Hace un tiempo era impensable decir “renuncio, me voy a mi casa”. Para muchos era una locura dejar un trabajo estable, entretenido y con un ingreso fijo a la deriva. Pero hoy, a un año y medio del encierro, la historia es otra. Después de más 16 años trabajando como periodista en distintas áreas y luego de 7 años en una empresa que adoraba –que incluso me contrató con 4 meses de embarazo-, decidí dar un paso al costado e irme a mi casa a cuidar a mis hijos y a preocuparme un poco más de mí.

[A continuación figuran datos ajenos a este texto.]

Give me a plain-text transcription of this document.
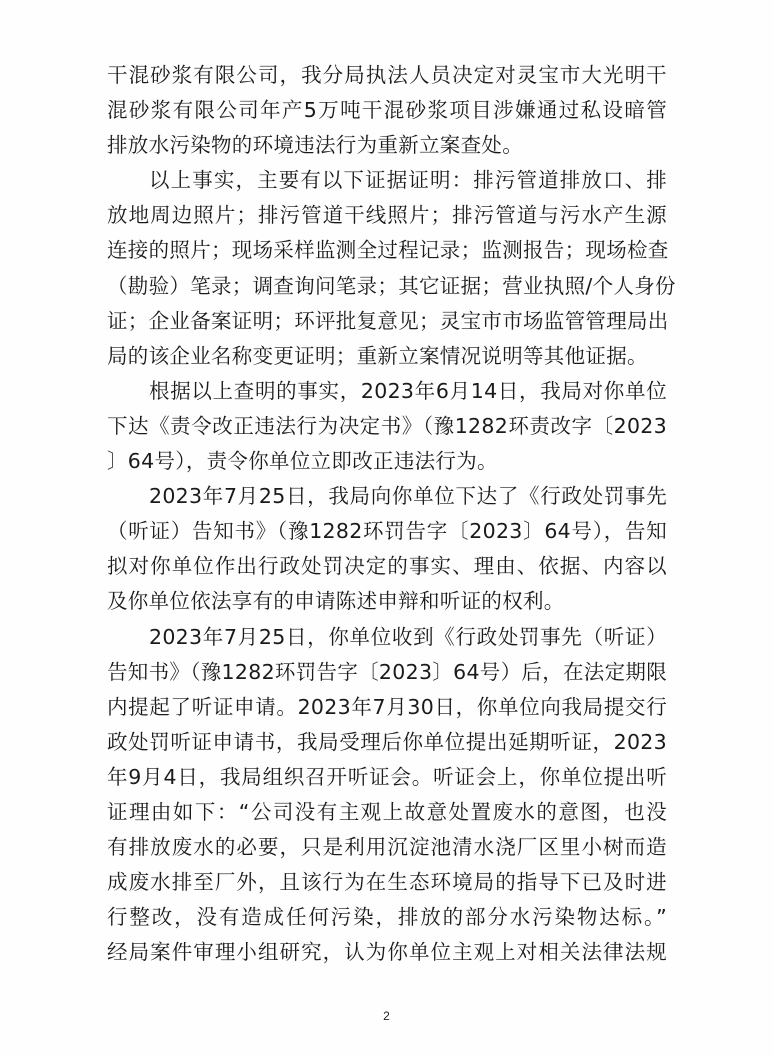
干混砂浆有限公司，我分局执法人员决定对灵宝市大光明干
混砂浆有限公司年产5万吨干混砂浆项目涉嫌通过私设暗管
排放水污染物的环境违法行为重新立案查处。
以上事实，主要有以下证据证明：排污管道排放口、排
放地周边照片；排污管道干线照片；排污管道与污水产生源
连接的照片；现场采样监测全过程记录；监测报告；现场检查
（勘验）笔录；调查询问笔录；其它证据；营业执照/个人身份
证；企业备案证明；环评批复意见；灵宝市市场监管管理局出
局的该企业名称变更证明；重新立案情况说明等其他证据。
根据以上查明的事实，2023年6月14日，我局对你单位
下达《责令改正违法行为决定书》（豫1282环责改字〔2023
〕64号），责令你单位立即改正违法行为。
2023年7月25日，我局向你单位下达了《行政处罚事先
（听证）告知书》（豫1282环罚告字〔2023〕64号），告知
拟对你单位作出行政处罚决定的事实、理由、依据、内容以
及你单位依法享有的申请陈述申辩和听证的权利。
2023年7月25日，你单位收到《行政处罚事先（听证）
告知书》（豫1282环罚告字〔2023〕64号）后，在法定期限
内提起了听证申请。2023年7月30日，你单位向我局提交行
政处罚听证申请书，我局受理后你单位提出延期听证，2023
年9月4日，我局组织召开听证会。听证会上，你单位提出听
证理由如下：“公司没有主观上故意处置废水的意图，也没
有排放废水的必要，只是利用沉淀池清水浇厂区里小树而造
成废水排至厂外，且该行为在生态环境局的指导下已及时进
行整改，没有造成任何污染，排放的部分水污染物达标。”
经局案件审理小组研究，认为你单位主观上对相关法律法规
2
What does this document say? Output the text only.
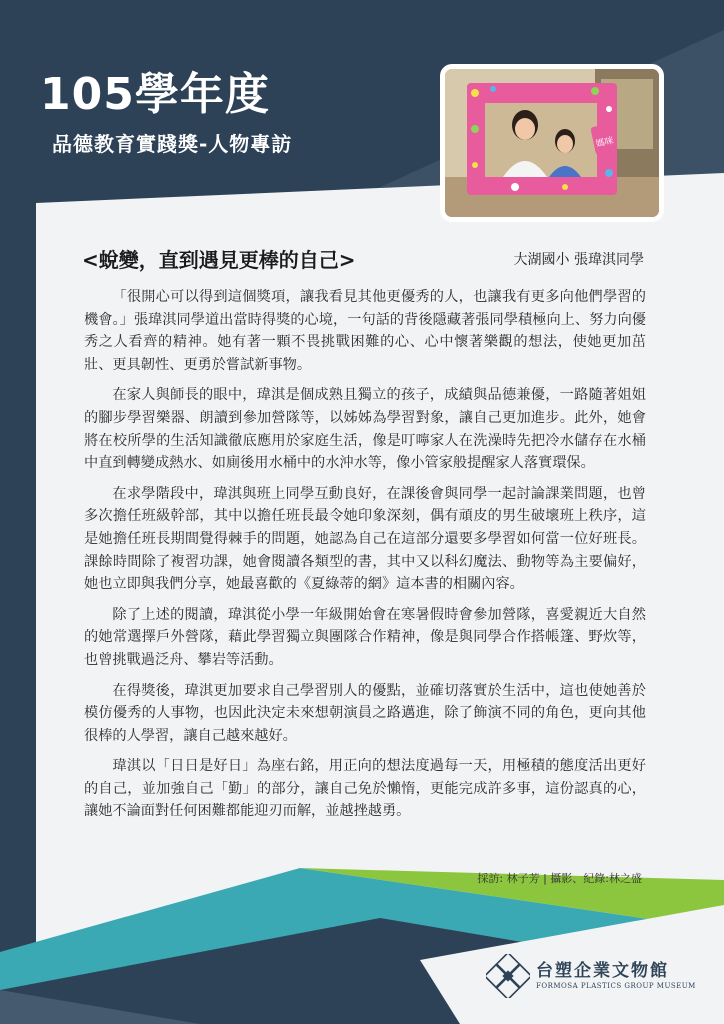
105學年度
品德教育實踐獎-人物專訪	媽咪
<蛻變，直到遇見更棒的自己>	大湖國小 張瑋淇同學

「很開心可以得到這個獎項，讓我看見其他更優秀的人，也讓我有更多向他們學習的機會。」張瑋淇同學道出當時得獎的心境，一句話的背後隱藏著張同學積極向上、努力向優秀之人看齊的精神。她有著一顆不畏挑戰困難的心、心中懷著樂觀的想法，使她更加茁壯、更具韌性、更勇於嘗試新事物。

在家人與師長的眼中，瑋淇是個成熟且獨立的孩子，成績與品德兼優，一路隨著姐姐的腳步學習樂器、朗讀到參加營隊等，以姊姊為學習對象，讓自己更加進步。此外，她會將在校所學的生活知識徹底應用於家庭生活，像是叮嚀家人在洗澡時先把冷水儲存在水桶中直到轉變成熱水、如廁後用水桶中的水沖水等，像小管家般提醒家人落實環保。

在求學階段中，瑋淇與班上同學互動良好，在課後會與同學一起討論課業問題，也曾多次擔任班級幹部，其中以擔任班長最令她印象深刻，偶有頑皮的男生破壞班上秩序，這是她擔任班長期間覺得棘手的問題，她認為自己在這部分還要多學習如何當一位好班長。課餘時間除了複習功課，她會閱讀各類型的書，其中又以科幻魔法、動物等為主要偏好，她也立即與我們分享，她最喜歡的《夏綠蒂的網》這本書的相關內容。

除了上述的閱讀，瑋淇從小學一年級開始會在寒暑假時會參加營隊，喜愛親近大自然的她常選擇戶外營隊，藉此學習獨立與團隊合作精神，像是與同學合作搭帳篷、野炊等，也曾挑戰過泛舟、攀岩等活動。

在得獎後，瑋淇更加要求自己學習別人的優點，並確切落實於生活中，這也使她善於模仿優秀的人事物，也因此決定未來想朝演員之路邁進，除了飾演不同的角色，更向其他很棒的人學習，讓自己越來越好。

瑋淇以「日日是好日」為座右銘，用正向的想法度過每一天，用極積的態度活出更好的自己，並加強自己「勤」的部分，讓自己免於懶惰，更能完成許多事，這份認真的心，讓她不論面對任何困難都能迎刃而解，並越挫越勇。

採訪: 林子芳 | 攝影、紀錄:林之盛

台塑企業文物館

FORMOSA PLASTICS GROUP MUSEUM
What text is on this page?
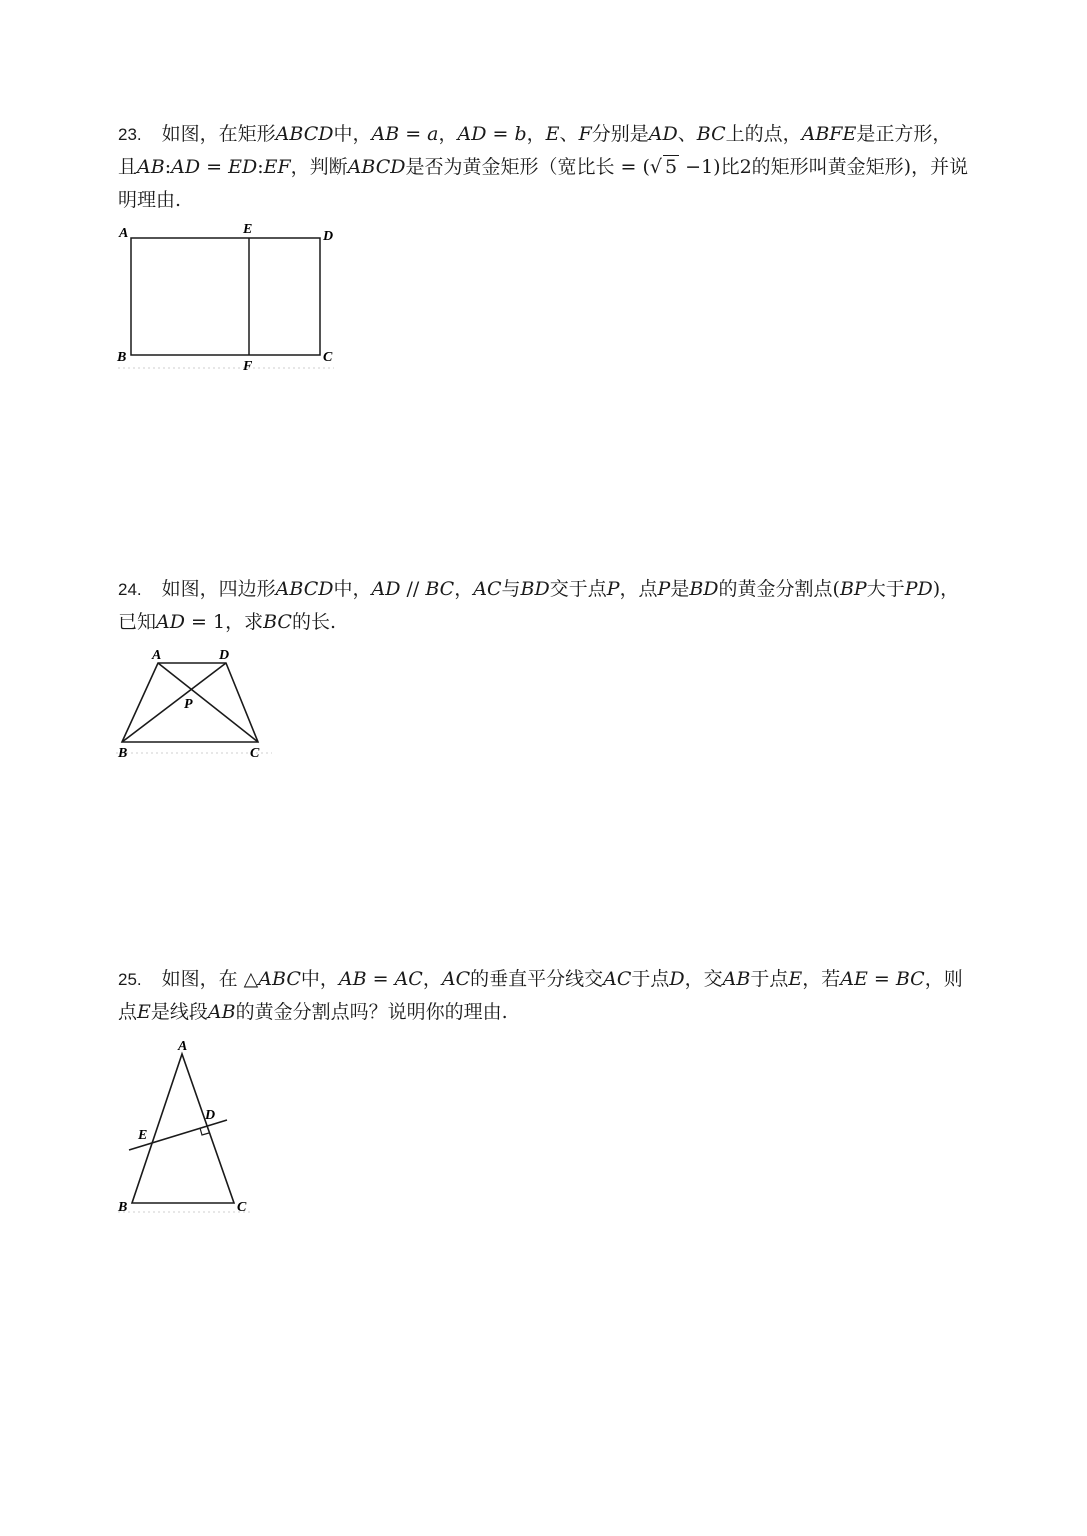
23. 如图，在矩形ABCD中，AB = a，AD = b，E、F分别是AD、BC上的点，ABFE是正方形，且AB:AD = ED:EF，判断ABCD是否为黄金矩形（宽比长 = (√ 5 −1)比2的矩形叫黄金矩形)，并说明理由.
A	E	D
B
F
C
24. 如图，四边形ABCD中，AD // BC，AC与BD交于点P，点P是BD的黄金分割点(BP大于PD)，已知AD = 1，求BC的长.
A	D
P
B	C
25. 如图，在 △ABC中，AB = AC，AC的垂直平分线交AC于点D，交AB于点E，若AE = BC，则点E是线段AB的黄金分割点吗？说明你的理由.
A
D
E
B	C
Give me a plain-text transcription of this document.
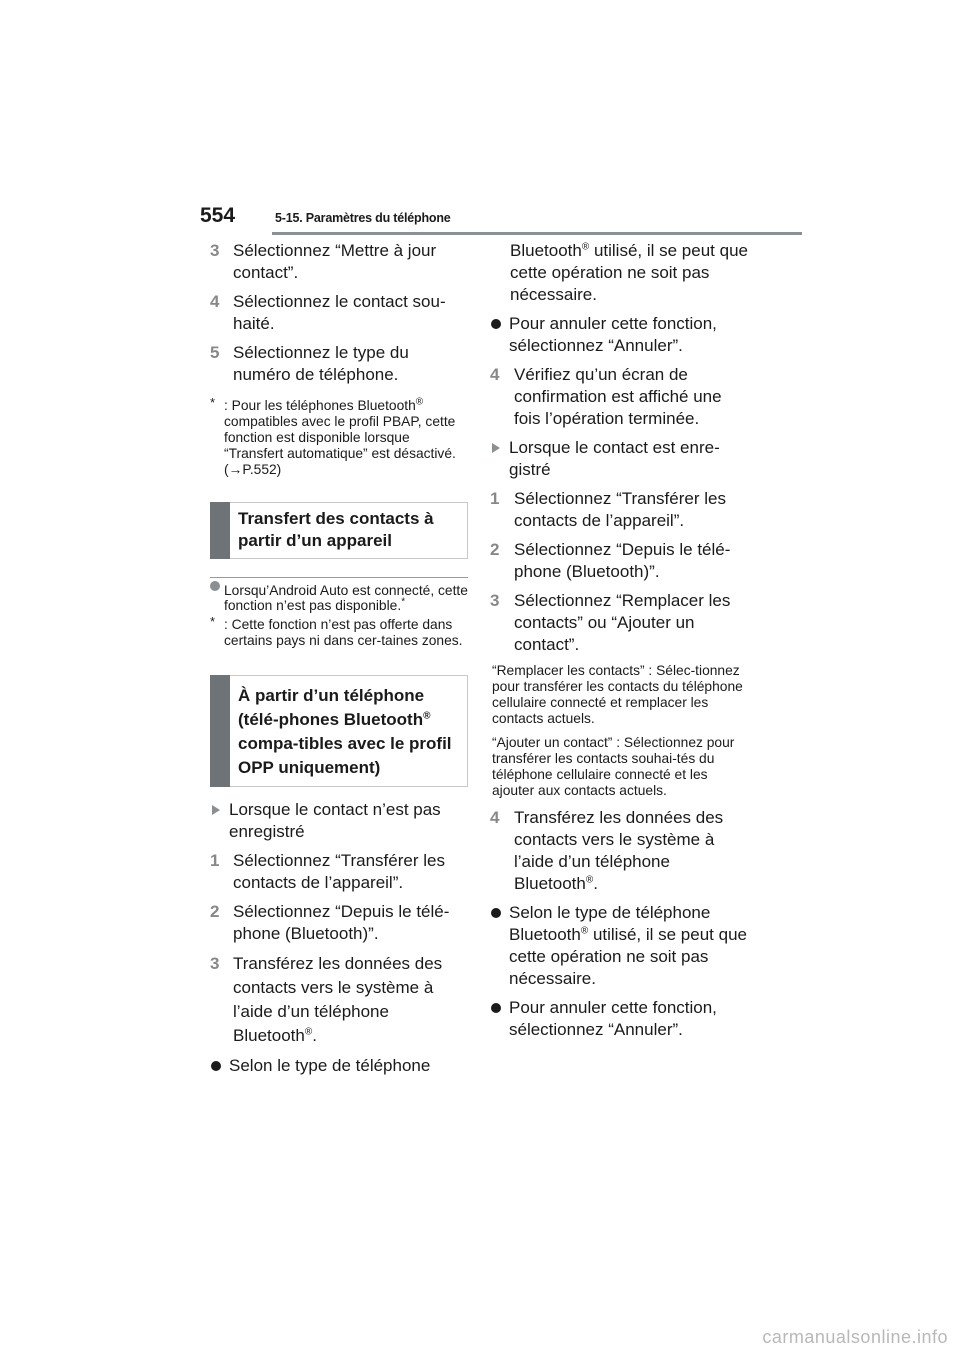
554	5-15. Paramètres du téléphone
3 Sélectionnez “Mettre à jour contact”.
4 Sélectionnez le contact sou-haité.
5 Sélectionnez le type du numéro de téléphone.
* : Pour les téléphones Bluetooth® compatibles avec le profil PBAP, cette fonction est disponible lorsque “Transfert automatique” est désactivé. (→P.552)
Transfert des contacts à partir d’un appareil
Lorsqu’Android Auto est connecté, cette fonction n’est pas disponible.*
* : Cette fonction n’est pas offerte dans certains pays ni dans cer-taines zones.
À partir d’un téléphone (télé-phones Bluetooth® compa-tibles avec le profil OPP uniquement)
Lorsque le contact n’est pas enregistré
1 Sélectionnez “Transférer les contacts de l’appareil”.
2 Sélectionnez “Depuis le télé-phone (Bluetooth)”.
3 Transférez les données des contacts vers le système à l’aide d’un téléphone Bluetooth®.
Selon le type de téléphone
Bluetooth® utilisé, il se peut que cette opération ne soit pas nécessaire.
Pour annuler cette fonction, sélectionnez “Annuler”.
4 Vérifiez qu’un écran de confirmation est affiché une fois l’opération terminée.
Lorsque le contact est enre-gistré
1 Sélectionnez “Transférer les contacts de l’appareil”.
2 Sélectionnez “Depuis le télé-phone (Bluetooth)”.
3 Sélectionnez “Remplacer les contacts” ou “Ajouter un contact”.
“Remplacer les contacts” : Sélec-tionnez pour transférer les contacts du téléphone cellulaire connecté et remplacer les contacts actuels.
“Ajouter un contact” : Sélectionnez pour transférer les contacts souhai-tés du téléphone cellulaire connecté et les ajouter aux contacts actuels.
4 Transférez les données des contacts vers le système à l’aide d’un téléphone Bluetooth®.
Selon le type de téléphone Bluetooth® utilisé, il se peut que cette opération ne soit pas nécessaire.
Pour annuler cette fonction, sélectionnez “Annuler”.
carmanualsonline.info
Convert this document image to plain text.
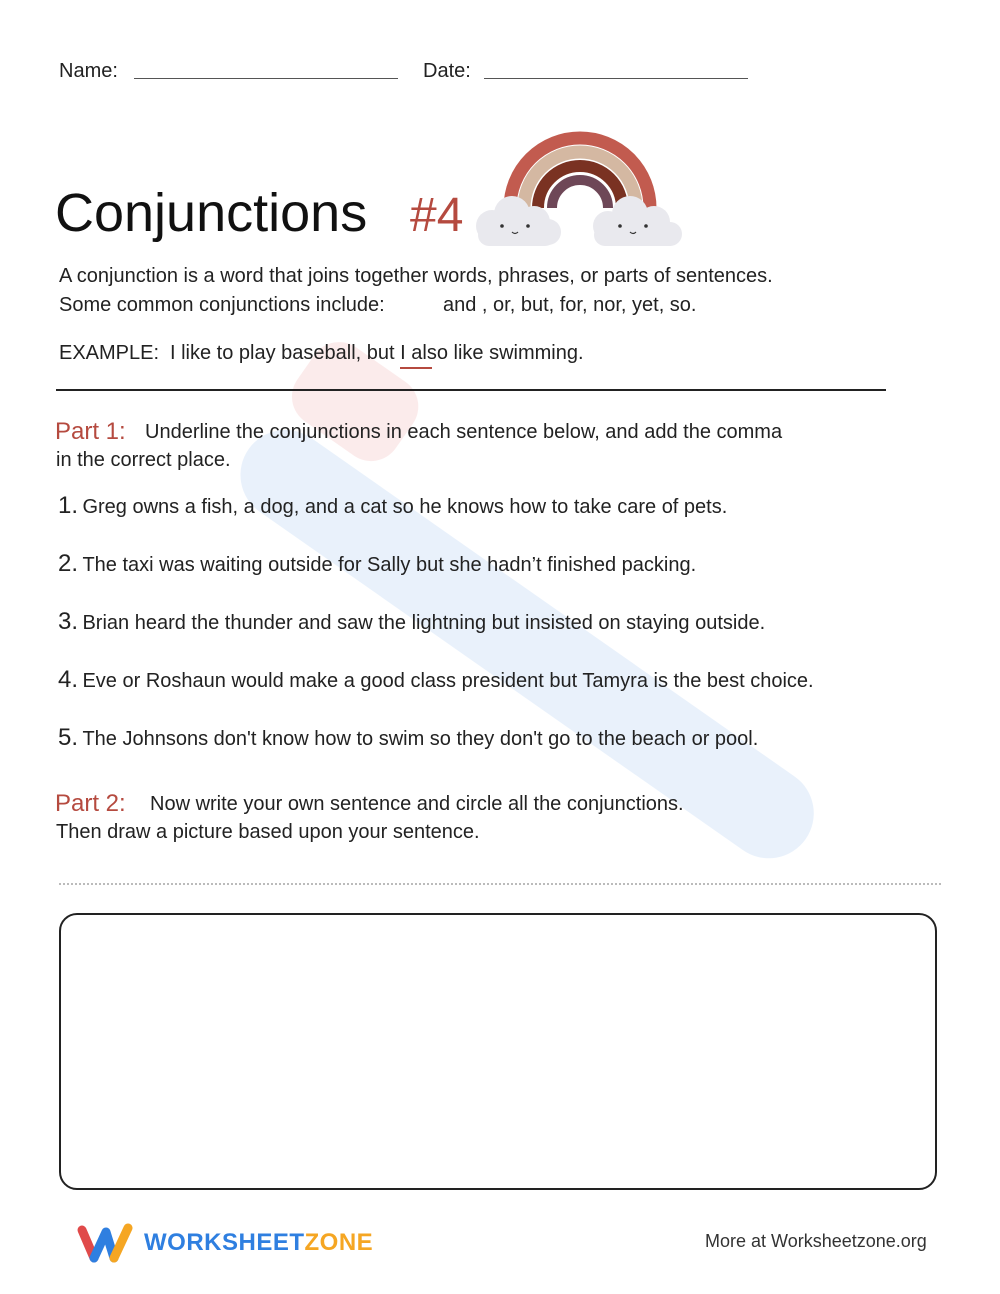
Name:	Date:
Conjunctions #4
A conjunction is a word that joins together words, phrases, or parts of sentences.
Some common conjunctions include:	and , or, but, for, nor, yet, so.
EXAMPLE: I like to play baseball, but I also like swimming.
Part 1: Underline the conjunctions in each sentence below, and add the comma
in the correct place.
1. Greg owns a fish, a dog, and a cat so he knows how to take care of pets.
2. The taxi was waiting outside for Sally but she hadn’t finished packing.
3. Brian heard the thunder and saw the lightning but insisted on staying outside.
4. Eve or Roshaun would make a good class president but Tamyra is the best choice.
5. The Johnsons don't know how to swim so they don't go to the beach or pool.
Part 2: Now write your own sentence and circle all the conjunctions.
Then draw a picture based upon your sentence.
WORKSHEET ZONE	More at Worksheetzone.org
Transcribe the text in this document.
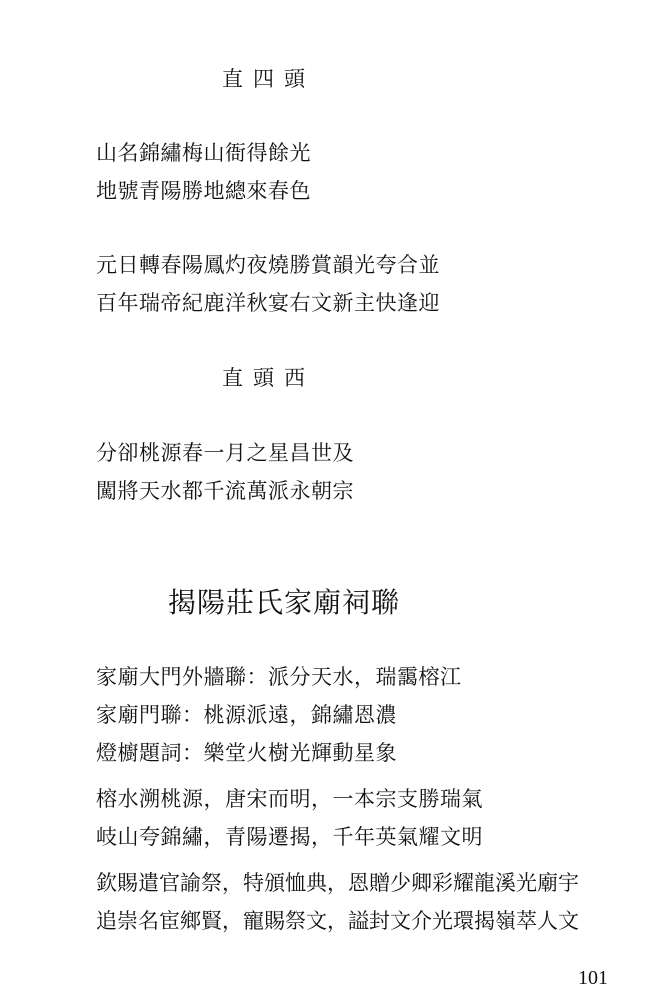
直四頭
山名錦繡梅山衙得餘光
地號青陽勝地總來春色
元日轉春陽鳳灼夜燒勝賞韻光夸合並
百年瑞帝紀鹿洋秋宴右文新主快逢迎
直頭西
分卻桃源春一月之星昌世及
闖將天水都千流萬派永朝宗
揭陽莊氏家廟祠聯
家廟大門外牆聯：派分天水，瑞靄榕江
家廟門聯：桃源派遠，錦繡恩濃
燈櫥題詞：樂堂火樹光輝動星象
榕水溯桃源，唐宋而明，一本宗支勝瑞氣
岐山夸錦繡，青陽遷揭，千年英氣耀文明
欽賜遣官諭祭，特頒恤典，恩贈少卿彩耀龍溪光廟宇
追崇名宦鄉賢，寵賜祭文，謚封文介光環揭嶺萃人文
101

Y es que cuando una se lleva el trabajo a la casa, es literal. No sólo te llevas los pendientes y la falsa idea de sentarte tranquila en el computador a resolver tus responsabilidades, también te llevas el “mood laboral” y todo lo que conlleva una oficina. Porque si bien en un principio me gustaba ver como mi marido y mis hijos me veían en acción frente a los clientes –lo que me hacía sentir como una mujer y mamá muy empoderada y creativa, y así entregarles un buen ejemplo– había otras veces en que ellos veían esa versión de trabajadora que una no quiere que entre a la casa: frustrada, enojona, malas pulgas e incluso, gritona y mala onda. Al menos esa versión mía no es la que les quiero transmitir. Esa es la otra mamá que me guardo para las cuatro paredes de la oficina con mis compañeros mayores de edad, no para niños de 3 y 6 años que acostumbran a verme más alegre y cien por ciento disponible.

Para mí todo se resume en que no decidí ser mamá y trabajadora en pandemia. Simplemente no se puede por salud mental. Cuando decidí tener hijos era porque justamente yo seguiría con mi tiempo y mi carrera de forma paralela a la maternidad y cuando llegara a la casa, estaría ciento por ciento enfocada en ellos. Pero mezclar las cosas, no. A mí al menos no me sirvió o no lo supe resolver. Porque a pesar de que mi marido siempre ha estado presente y nos dividimos todo en la casa, habían días que él debía salir a trabajar o que mis hijos sólo querían estar arriba mío y del teclado del computador. Para nadie es sano estar en tres o cuatro reuniones diarias, tratando de concentrarse con un niño de dos años y medio que está dejando los pañales y una hija que está aprendiendo a leer y escribir online, y que me necesita a su lado. Esa dualidad sacó lo peor de mí y me convirtió en una mamá enojona pidiendo silencio a cada rato a niños pequeños que solo querían jugar.

Agradezco que hoy puedo hacer esto; que tengo un seguro de cesantía que no cobro hace tiempo y que existen los retiros de los 10% para poder sobrevivir un rato hasta trazar mi nuevo rumbo, sin embargo, estoy consciente que varias mamás están en la misma que yo y no pueden, o no se atreven a hacerlo. De hecho, lo que más me llamó la atención cuando les contaba a mis amigas sobre mi decisión, fue escucharlas desesperadas porque también querían hacer lo mismo, que no daban más, que ellas también querían parar un poco la máquina para estar realmente en la casa y no ser un holograma de mamá.

Esta no es la primera vez que salto al vacío sin un plan trazado, ya veremos lo que depara el destino. Hoy creo que los proyectos hay que ir viéndolos de a poco y con calma, pero sin quedarse con las ganas, hoy hay que tratar de seguir las corazonadas con buenas decisiones. “Por si acaso se acaba el mundo”.

Alejandra Pumarino tiene 39 años y es periodista.